Autocompleting my Blog
Since last week my blog is based on Pelican, the Python based static blog generator. Now that the blog is built in a language that I master more or less, I can think of improving the process of writing and building things myself. And of course there are lots of tools that I can think of in order to make my life as well as the life of my readers easier. So here are some examples of these helpers.
Tools I would like to have
Picture tag completion (AI)
Whenever I add a picture without an alt text, it’s bad for blind people. But I am lazy, so why not let an AI describe the picture and add it as ALT text?
Link checker
I have many links pointing to external locations. And sometimes webpages disappear, so my links might point into Nirwana. It would be nice if
- my user wouldn’t have to click on broken links
- I would get a tip that I need to fix one or the other link
- I could maybe prevent the situation by keeping a copy of the page I link to in my own blog. Or is that evil scraping and content stealing?
Extract Generator (AI)
I often write articles without specifying the summary / excerpt that is shown in the article list. By default Pelican (and other static generators) take the first paragraph or the first 30 words and use it as excerpt.
Wouldn’t it be much nicer to ask an LLM to generate a reasonable 3 lines summary?
Translator (AI’ish)
In my blog I sometimes write English, sometimes German articles. Maybe there is even a French article here and there. Wouldn’t it be nice to have every article in every language? It feels as if nowadays that should be a standard, given the good quality of today’s translation tools.

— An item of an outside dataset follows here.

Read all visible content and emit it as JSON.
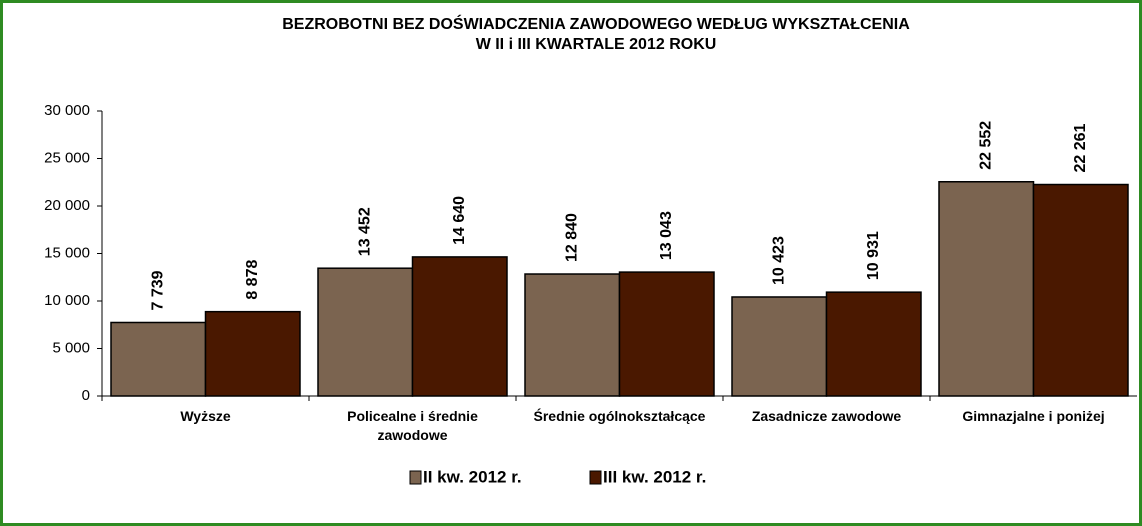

So I write my articles in whatever language just comes out of my little brain, and the system should generate the missing languages.
Article illustration (AI)
I try to have pictures for most of my articles, as it’s just a nicer reading experiance and pleasant for the eye. I often find something in the internet, but not always - also because I sometimes don’t even bother searching an image. But the AI could search, or even generate a nice picture for my naked articles.
We need a build pipeline
In order to get those things built, I feel I need something like a Build Pipeline:
A modern CI/CD build pipeline, taken from mgm technology partners
Some thoughts about the structure, the processing and how to organize data.
Interims data
What Pelican does, is to take the source of the articles, together with the configuration and generate the web pages. It does so by it’s standard processing and by potential plugins. Plugins can be third-party or delf-developed. In my case I have both.
Many of the tools I envisage create additional data, and often times the creation is expensive and time consuming. Think of creating an excerpt of an article: The entire text needs top be sent to an AI and processed. This takes multiple seconds and costs real money. Therefore it’s certainly not something we wnt to run on every build. So we will have to keep the data between the different build runs.
Integrity of authored content
One way we could think of solving this, is to simply add the AI generated excerpt to the original markdown (in this case it would go in the front matter as summary
field).
But I don’t like this at all: I don’t want the AI to mess around in the text and content I have been crafting personally. Therefore I want to define the following rule for my system:
My authored Markdown files should never be modified by automated tools.
Where to keep data
That leaves me with the question where to keep the data like AI generated summaries. The natural place is to keep it next to the markdown files, but in it’s own file. As I have separate directories for each of my article, I end up with this shape of directories and files:
content
articles
...
2025-04-18-digital-garden
2025-04-18-ditigal-garden.md
2025-04-18-digital-garden.picture-tags.json
2025-04-18-digital-garden.summary.json
digital-garden.jpg
Some thoughts and arguments for this structure:
- Every tool has it’s own file to keep things separate.
- I use JSON files: Easy to process and easy to read.
- The files are next to the original article, so everything that relates is close by and encapsulated.
- The JSON files are also version controlled and stored in Git, so wether I run the build process on my local dev machine or inside Github Actions or another CI/CD processor, it re-uses the previously generated data.
Processing order
This data layout requires a multi-step build-process:
- Create additional data: generate the summaries, the picture descriptions, the pictures, check the links (and store the result of those checks)… This process part is potentially time consuming, generates lots of additional data and requires intelligent caching and cache-validation mechanisms. I.e. “How do I check if I need to re-create the summary of an article or I can use the one in the JSON file alongside the markdown article?”.
- Build the site: This is the basic Pelican creation process as we know it, except that it also needs to integrate the additional data that is now in the JSON files. I will do this one or more Pelican plugins that I will develop.